Anyway prior to leaving Vanuatu Faith also delivered another dose of inspiration. She told me she was having an exhibition of artists who have never exhibited before. Faith said that many people had the same reaction when meeting her and they would say "love your work, I really wish I could paint, I have often thought about it but never really done it......". So being a woman of action Faith decided she would put together an exhibition and that meant putting the hard word on all those "woudlbeesiftheycouldbees". She gave us some lead in time and was a hard task master - calling or emailing every little while to encourage us - and threaten death if we let her down! So, simply because she now terrified me, I did a piece of work in watercolour. It was a pair of flippers on a pair of legs, diving into the ocean and it was called "Flipping Out in Vanuatu". I sent it off and placed a price on it and then I disappeared off to Australia just knowing that when I got back it would have been returned to me and I could probably put it up behind the loo door and dream as I contempleted my life each morning. Well, blow me down, someone BOUGHT it. They actually paid hard cash for it - not much - but hard cash! I had my first 'sale' of a piece of art that I actually did myself........and money in my hand. I can't tell you how confirming this is to someone who has no confidence in their abillity! Unfortunatley I was so sure the piece would spend the rest of it's life with me that I didn't photograph it or keep any record of it at all. So I can't post it here. Not long after that we left Vanuatu and I got busy again and didn't paint for some months. That is another story for another post. I will leave you here and post again soon.

Wednesday, May 6, 2009

A beginning

Up until now my life has been busy - I mean really busy! I have never experienced a period of time that I have not been either working or studying (or both), raising a family, and all the other things that we do as mothers and family members. This blog is written in reflection of the last 18 months - 2 years - so it might take a bit of time to bring up to date but I am determined now to record my development as an artist. 

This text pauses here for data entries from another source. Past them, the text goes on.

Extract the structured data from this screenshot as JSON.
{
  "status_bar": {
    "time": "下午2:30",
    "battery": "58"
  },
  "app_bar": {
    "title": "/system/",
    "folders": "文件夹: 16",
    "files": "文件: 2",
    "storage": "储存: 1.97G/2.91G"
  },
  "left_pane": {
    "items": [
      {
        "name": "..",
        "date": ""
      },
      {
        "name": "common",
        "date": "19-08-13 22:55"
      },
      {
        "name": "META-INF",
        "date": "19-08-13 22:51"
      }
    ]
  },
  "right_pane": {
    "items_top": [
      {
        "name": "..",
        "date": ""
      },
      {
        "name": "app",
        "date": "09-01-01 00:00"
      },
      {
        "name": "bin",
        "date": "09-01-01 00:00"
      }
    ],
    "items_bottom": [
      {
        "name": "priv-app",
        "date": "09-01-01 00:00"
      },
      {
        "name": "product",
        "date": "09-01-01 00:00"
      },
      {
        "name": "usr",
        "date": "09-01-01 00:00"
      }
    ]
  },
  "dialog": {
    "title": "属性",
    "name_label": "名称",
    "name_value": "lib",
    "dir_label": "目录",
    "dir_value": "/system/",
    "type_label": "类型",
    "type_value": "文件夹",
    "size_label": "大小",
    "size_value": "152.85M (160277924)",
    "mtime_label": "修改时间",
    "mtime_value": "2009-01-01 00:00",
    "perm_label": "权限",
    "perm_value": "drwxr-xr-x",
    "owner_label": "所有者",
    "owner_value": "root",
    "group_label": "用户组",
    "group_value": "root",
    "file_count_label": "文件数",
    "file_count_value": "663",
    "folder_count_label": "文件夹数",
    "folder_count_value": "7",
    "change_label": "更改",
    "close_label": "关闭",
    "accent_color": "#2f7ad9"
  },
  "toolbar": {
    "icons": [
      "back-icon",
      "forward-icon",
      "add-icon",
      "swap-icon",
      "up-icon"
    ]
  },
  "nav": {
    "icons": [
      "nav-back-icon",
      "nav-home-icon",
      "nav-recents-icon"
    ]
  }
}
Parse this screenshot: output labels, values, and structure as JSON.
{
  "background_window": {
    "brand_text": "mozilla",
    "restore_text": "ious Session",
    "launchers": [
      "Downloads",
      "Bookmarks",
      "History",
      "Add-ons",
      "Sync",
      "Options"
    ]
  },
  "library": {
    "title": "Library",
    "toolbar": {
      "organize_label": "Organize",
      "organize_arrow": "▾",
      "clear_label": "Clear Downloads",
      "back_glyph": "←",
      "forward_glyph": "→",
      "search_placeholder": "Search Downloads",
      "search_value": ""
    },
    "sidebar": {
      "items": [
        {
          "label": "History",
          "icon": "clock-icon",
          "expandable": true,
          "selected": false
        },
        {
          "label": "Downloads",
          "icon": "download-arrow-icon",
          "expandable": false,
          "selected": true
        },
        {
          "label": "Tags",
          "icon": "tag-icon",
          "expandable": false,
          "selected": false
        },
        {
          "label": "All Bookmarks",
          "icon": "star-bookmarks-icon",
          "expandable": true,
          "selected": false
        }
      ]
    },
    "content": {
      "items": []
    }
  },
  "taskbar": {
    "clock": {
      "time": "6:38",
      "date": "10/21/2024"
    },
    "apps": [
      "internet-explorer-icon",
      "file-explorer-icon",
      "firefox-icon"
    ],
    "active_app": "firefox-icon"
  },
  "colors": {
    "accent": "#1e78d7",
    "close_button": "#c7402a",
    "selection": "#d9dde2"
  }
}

I am now 'a lady of leisure' (but not sure for how long!) and I have decided I would like to learn to paint. Unfortunately this decision has come to me in the desert of the UAE and there are no art colleges or formal methods of instruction available to me in Al Ain, a city in the eastern region of the Abu Dhabi Emirate.

So please bear with me as I dig back into my past a little and drag up pics of some work I have done. It is interesting but maybe only to me and those that are dear to me, and maybe to a few people who stumble upon this site!